I like this Martin Luther King, Jr. quote:
“Our lives begin to end the day we become silent about things that matter.”
It matters to me that I champion what “pro-choice” really means in its various manifestations:
The right to choose how we want to live. The right to choose love not hate. (Or the right yes indeed to choose hate if that’s how we want to live.)
It matters to me how people treat each other.
It matters to me that I speak out against hate and yes oppression.
In a way, people with mental health challenges have been repressed from speaking out and oppressed from having power.

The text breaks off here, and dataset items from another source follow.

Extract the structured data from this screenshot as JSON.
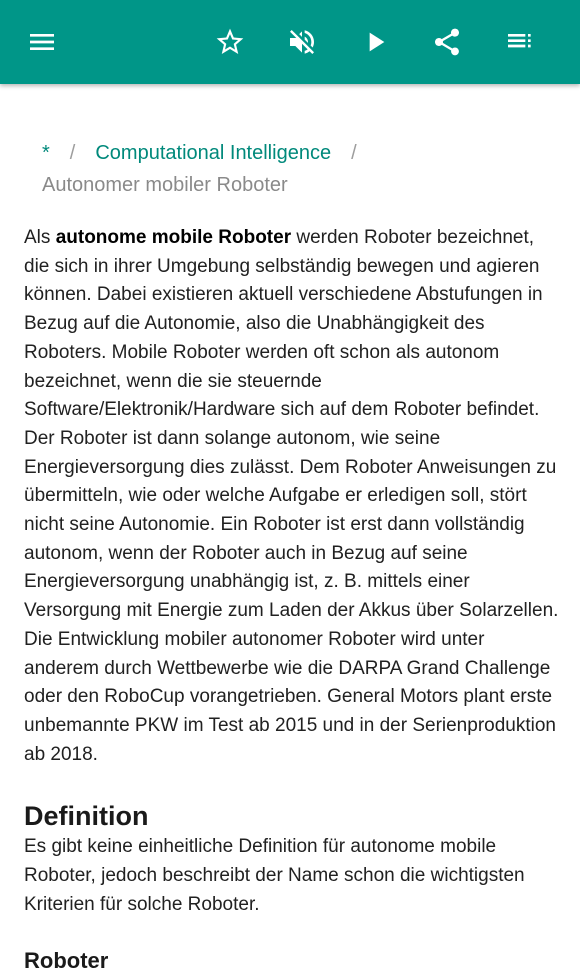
{
  "toolbar": {
    "menu_icon": "menu-icon",
    "favorite_icon": "star-outline-icon",
    "mute_icon": "volume-off-icon",
    "play_icon": "play-icon",
    "share_icon": "share-icon",
    "list_icon": "playlist-icon",
    "color": "#009688"
  },
  "breadcrumb": {
    "home": "*",
    "separator": "/",
    "category": "Computational Intelligence",
    "current": "Autonomer mobiler Roboter",
    "link_color": "#00897b"
  },
  "article": {
    "intro_prefix": "Als ",
    "intro_bold": "autonome mobile Roboter",
    "intro_rest": " werden Roboter bezeichnet, die sich in ihrer Umgebung selbständig bewegen und agieren können. Dabei existieren aktuell verschiedene Abstufungen in Bezug auf die Autonomie, also die Unabhängigkeit des Roboters. Mobile Roboter werden oft schon als autonom bezeichnet, wenn die sie steuernde Software/Elektronik/Hardware sich auf dem Roboter befindet. Der Roboter ist dann solange autonom, wie seine Energieversorgung dies zulässt. Dem Roboter Anweisungen zu übermitteln, wie oder welche Aufgabe er erledigen soll, stört nicht seine Autonomie. Ein Roboter ist erst dann vollständig autonom, wenn der Roboter auch in Bezug auf seine Energieversorgung unabhängig ist, z. B. mittels einer Versorgung mit Energie zum Laden der Akkus über Solarzellen. Die Entwicklung mobiler autonomer Roboter wird unter anderem durch Wettbewerbe wie die DARPA Grand Challenge oder den RoboCup vorangetrieben. General Motors plant erste unbemannte PKW im Test ab 2015 und in der Serienproduktion ab 2018.",
    "section_heading": "Definition",
    "section_text": "Es gibt keine einheitliche Definition für autonome mobile Roboter, jedoch beschreibt der Name schon die wichtigsten Kriterien für solche Roboter.",
    "subheading": "Roboter"
  }
}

I’ve talked in here before about my analogy to slices of the pie in how people compete with each other.
It comes down to self-care. When no one else seems to care about you it’s imperative that you care about yourself.
Refrain from internalizing the message that there’s something wrong about you. That there’s no hope for what you can do.
In 1988 I had to fight to be taken seriously. I rebelled the role of mental patient. Which is ultimately why I wrote about other things in Left of the Dial. I wrote about how I used fashion and music to heal. It was revolutionary because I didn’t focus on symptoms.
It matters to me–it has mattered to me from Day 1 of my recovery–that none of us are identified by our symptoms or our illness or our lack.
As an Author and a Dilettante/Lover I’ll continue to champion treating other people with dignity. I’ll continue to take my message of hope and healing wherever I go: on the street; on the stage; on the pages of the blog.
It’s 2017. We can’t be afraid to challenge the status quo. We can’t be afraid to challenge the haters. It’s time to rise up and use our voices to tell our stories.
Recovery is a human rights issue. I might be the only one who is so blunt to state it like this. I want to cry when I hear that a person has been institutionalized for 12 years or longer. The greatest thing is that they got out.
Everyone has the right to be supported and cheered on in their pursuit of having a full and robust life living in recovery. Now “full and robust” will look and be defined differently for each of us.